ー日常ー街の住人達【9】

ー常春の国エメラダ:ミハイル宮殿ー

チコ「けど、どうやったらそんなことができるんです?」

ミハイル「降ってくるんだから空の上の空間に、それこそ超サルガッソー海に人間の思考波に感応して食材をデリバリーする。なんらかのシステムあるいは装置が存在するに違いない!」

チコ「不自然です!」

ミハイル「不自然に思えてもこれがファフロッキーズ現象を完璧に説明できる理論は無い!」

チコ「現象は古代から続いてるんです!そんな昔に機械的なシステムが存在するはずがありません!」

ミハイル「未来から送りこまれてきたんだ!タイムマシンを開発したか利用できる立場の未来人がファフロッキーズ装置を古代に送りこみ、大昔からセコイ金儲けを続けているんだ!」

ムーン1「なんだか話が大ごとになってきた」

チコ「食材ではない金属球やコインの落下例はどうします?」

ミハイル「金属球は装置の部品。
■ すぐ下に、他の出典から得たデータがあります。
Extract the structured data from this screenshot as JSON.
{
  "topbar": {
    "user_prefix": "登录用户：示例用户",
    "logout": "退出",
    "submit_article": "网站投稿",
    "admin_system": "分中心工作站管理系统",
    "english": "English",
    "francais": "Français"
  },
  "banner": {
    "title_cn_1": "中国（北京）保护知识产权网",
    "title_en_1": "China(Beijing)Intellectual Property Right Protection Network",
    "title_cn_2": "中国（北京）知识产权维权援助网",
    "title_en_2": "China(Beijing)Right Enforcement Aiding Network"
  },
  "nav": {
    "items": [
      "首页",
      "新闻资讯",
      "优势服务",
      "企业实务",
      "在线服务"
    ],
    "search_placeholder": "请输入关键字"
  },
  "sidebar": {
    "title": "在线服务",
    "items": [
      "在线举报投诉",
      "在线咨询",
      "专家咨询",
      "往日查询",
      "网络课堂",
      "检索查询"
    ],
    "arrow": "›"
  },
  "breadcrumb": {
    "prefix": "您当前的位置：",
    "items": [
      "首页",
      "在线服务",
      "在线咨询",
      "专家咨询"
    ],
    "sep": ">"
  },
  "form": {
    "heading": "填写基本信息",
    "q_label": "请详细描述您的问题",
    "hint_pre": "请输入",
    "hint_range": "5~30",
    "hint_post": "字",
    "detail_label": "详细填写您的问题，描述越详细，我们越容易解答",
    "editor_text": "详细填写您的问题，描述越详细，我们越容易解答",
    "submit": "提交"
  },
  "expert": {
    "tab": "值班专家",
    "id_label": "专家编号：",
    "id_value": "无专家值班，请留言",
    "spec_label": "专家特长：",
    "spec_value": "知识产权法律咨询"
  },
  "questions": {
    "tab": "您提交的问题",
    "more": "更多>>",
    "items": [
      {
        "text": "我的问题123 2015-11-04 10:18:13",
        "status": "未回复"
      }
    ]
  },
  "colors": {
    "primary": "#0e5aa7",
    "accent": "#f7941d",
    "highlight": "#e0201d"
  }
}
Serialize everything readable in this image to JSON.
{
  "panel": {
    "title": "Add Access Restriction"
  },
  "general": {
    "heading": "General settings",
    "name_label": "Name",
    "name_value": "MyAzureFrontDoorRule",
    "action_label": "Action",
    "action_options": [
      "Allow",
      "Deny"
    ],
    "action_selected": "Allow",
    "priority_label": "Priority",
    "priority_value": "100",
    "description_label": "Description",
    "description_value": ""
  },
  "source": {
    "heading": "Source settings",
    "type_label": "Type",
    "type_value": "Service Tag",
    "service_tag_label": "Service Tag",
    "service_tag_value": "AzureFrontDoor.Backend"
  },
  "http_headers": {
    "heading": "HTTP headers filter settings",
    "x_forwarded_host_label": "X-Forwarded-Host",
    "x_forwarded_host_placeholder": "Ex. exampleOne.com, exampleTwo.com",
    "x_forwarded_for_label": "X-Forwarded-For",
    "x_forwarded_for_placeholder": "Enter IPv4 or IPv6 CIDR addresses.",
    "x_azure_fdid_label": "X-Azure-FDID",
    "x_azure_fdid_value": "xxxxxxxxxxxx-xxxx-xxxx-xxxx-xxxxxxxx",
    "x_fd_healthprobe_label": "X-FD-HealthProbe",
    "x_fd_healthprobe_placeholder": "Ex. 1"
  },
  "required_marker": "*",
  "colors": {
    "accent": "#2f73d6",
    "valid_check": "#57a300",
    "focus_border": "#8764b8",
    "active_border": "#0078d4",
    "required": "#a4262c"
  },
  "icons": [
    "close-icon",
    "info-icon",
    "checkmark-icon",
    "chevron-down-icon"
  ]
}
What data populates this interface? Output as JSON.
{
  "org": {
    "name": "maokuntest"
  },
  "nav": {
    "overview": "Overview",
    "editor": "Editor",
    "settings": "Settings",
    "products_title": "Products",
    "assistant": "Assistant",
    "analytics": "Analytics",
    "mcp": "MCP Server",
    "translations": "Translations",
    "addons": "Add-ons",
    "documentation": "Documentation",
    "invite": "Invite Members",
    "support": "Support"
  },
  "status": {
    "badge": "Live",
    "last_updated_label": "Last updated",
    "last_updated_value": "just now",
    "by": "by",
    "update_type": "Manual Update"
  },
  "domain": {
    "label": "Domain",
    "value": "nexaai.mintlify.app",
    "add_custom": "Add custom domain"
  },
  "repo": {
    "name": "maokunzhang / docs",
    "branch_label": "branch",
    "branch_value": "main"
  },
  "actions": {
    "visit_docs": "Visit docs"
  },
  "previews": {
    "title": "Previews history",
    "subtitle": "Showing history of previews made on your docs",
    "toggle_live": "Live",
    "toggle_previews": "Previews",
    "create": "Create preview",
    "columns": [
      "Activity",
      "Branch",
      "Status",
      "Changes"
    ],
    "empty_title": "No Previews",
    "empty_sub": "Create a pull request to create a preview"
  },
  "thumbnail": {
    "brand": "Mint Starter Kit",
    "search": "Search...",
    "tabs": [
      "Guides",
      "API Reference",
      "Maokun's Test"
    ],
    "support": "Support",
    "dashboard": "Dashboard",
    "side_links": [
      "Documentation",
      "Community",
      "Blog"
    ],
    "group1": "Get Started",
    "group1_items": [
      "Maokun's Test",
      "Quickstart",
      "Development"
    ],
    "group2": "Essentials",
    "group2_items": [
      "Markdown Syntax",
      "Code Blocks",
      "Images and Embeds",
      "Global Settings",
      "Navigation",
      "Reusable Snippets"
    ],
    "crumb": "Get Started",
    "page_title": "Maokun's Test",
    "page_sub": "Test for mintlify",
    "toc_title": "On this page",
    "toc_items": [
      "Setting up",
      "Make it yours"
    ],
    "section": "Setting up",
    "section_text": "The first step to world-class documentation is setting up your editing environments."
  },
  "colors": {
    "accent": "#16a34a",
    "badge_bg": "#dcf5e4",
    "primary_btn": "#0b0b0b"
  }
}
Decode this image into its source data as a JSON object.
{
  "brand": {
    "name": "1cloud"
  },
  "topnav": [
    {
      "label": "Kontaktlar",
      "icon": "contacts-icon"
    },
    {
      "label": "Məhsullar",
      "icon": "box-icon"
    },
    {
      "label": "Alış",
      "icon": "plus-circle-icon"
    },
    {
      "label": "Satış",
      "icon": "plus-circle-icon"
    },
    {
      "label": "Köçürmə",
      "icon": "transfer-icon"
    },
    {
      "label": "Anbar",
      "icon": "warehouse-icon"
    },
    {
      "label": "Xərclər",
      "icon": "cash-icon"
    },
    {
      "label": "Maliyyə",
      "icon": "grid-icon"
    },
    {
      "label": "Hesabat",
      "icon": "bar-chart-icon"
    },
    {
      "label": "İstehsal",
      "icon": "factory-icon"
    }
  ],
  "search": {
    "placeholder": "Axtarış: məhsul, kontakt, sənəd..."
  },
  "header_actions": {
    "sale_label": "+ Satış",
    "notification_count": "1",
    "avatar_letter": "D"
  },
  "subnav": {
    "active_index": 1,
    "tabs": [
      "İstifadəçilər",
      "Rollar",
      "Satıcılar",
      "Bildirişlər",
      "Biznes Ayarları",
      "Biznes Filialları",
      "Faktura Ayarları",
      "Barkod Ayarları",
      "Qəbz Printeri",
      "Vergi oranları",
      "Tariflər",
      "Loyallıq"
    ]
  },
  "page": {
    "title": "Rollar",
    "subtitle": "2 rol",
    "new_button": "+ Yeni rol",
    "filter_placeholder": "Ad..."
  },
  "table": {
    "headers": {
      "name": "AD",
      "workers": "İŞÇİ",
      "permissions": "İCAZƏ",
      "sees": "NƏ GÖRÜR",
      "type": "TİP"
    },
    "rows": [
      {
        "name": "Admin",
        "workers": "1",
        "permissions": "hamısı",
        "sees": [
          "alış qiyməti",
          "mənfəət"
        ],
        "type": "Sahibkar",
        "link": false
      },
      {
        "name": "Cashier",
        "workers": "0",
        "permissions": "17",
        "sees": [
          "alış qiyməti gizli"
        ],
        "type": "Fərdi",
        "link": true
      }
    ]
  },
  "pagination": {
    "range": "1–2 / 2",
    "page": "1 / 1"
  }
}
コインは回収した代金の一部がなんらかの手違いで落下したのだろう」

チコ「……理屈は通ってますね。」

ミハイル「話を要約すると!食材をそっとデリバリーするのではなく、空から降らせるのは、それを見たひと達がおどろく様子を想像して楽しむため!つまり張本人である未来人Xはひねくれたユーモア精神の持ち主でなおかつバツグンの科学力を持っていて!さらに魚なんかいくら売ってもたいした利益にならないから、大金に興味がなくセコイ小銭稼ぎが大好きな人物ということになる!」

チコ「セコくて、ひねくれて、科学力があって、小銭稼ぎが大好き……殿下じゃありませんか?」

ミハイル「……自分でもいいながら、僕みたいだなーと感じたんだ。マザーコンピューター、Xについてどう思う?」

MC【みはいる殿下ノゴ子孫デハ?】

「「「えっ?」」」

ムーン1「そうか、未来の殿下ならわけのわからない現象を作りだして手間暇かけて小銭を稼ごうとするのもうなずける!」

MC【ソウ考エレバ、本来同ジ場所デ続クコトノ少ナイコノ現象ガえめらだで続イタノモワカリマス。装置ヲツクッタゴ子孫ト思考回路ガ似テイルノデ、装置ガ殿下ノ思考二敏感二反応シタノデス。】

ミハイル「なんだと!それじゃ僕がちょっと思ったことにも敏感に反応して!たとえば餃子が食べたいと考えたら。」

殿下が、そう口に出した瞬間、窓の外では無数の餃子の雨が降り注ぎだした。ざっと見ただけでも百人前は余裕であろう。